Ja. Er zijn al oriënterende gesprekken gevoerd met contactpersonen bij de Universiteit Utrecht en de Universiteit Leiden over een mogelijke overbrenging van de exemplaren van Utrecht naar de grootste vestiging van het Nationaal Herbarium Nederland (NHN) in Leiden.

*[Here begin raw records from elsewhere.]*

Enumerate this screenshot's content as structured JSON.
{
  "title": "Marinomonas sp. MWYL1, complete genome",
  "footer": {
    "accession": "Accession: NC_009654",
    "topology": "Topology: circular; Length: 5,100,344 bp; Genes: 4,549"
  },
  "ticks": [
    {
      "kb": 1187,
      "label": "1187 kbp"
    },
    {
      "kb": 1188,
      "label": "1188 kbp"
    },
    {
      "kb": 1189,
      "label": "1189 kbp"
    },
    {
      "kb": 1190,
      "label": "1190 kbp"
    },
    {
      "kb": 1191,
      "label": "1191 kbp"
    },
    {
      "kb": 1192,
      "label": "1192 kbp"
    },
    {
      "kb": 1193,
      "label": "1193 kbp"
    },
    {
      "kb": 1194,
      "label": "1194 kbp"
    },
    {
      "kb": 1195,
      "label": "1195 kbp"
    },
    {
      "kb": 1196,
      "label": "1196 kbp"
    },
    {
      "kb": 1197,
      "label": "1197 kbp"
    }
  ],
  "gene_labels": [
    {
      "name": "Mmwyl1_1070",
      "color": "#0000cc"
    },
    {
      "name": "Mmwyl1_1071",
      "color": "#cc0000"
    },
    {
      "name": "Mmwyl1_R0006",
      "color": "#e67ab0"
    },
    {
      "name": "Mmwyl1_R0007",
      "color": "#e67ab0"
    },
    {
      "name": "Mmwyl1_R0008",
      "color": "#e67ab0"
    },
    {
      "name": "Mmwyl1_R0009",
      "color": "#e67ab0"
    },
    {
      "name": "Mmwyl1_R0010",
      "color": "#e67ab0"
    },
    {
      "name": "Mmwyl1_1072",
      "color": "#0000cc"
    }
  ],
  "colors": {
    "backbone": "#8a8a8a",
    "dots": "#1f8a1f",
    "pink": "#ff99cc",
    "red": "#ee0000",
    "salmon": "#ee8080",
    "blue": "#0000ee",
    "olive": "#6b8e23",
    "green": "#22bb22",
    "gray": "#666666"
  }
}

OCW draagt sedert 1999 bij aan de instandhouding van het NHN met een bedrag van ruim 1 miljoen euro per jaar. Daarin is ook een bedrag begrepen voor de Utrechtse vestiging van het NHN. Ik zal met het College van Bestuur van de Universiteit Leiden bespreken of het bereid is om de collecties bij de Leidse vestiging van het NHN onder te brengen. Daartoe zal ik de bovengenoemde middelen voor de Utrechtse vestiging beschikbaar stellen aan de Leidse vestiging. Ook zal ik uitzoeken of het College van Bestuur van de Universiteit Utrecht bereid is om de verhuiskosten van de collectie te betalen en een bijdrage te leveren aan een compensatie voor de Universiteit Leiden voor de opslag- en beheerskosten.


1) Brief LNV08-326 en OCW08-479 van het IUCN Nederlands Comité.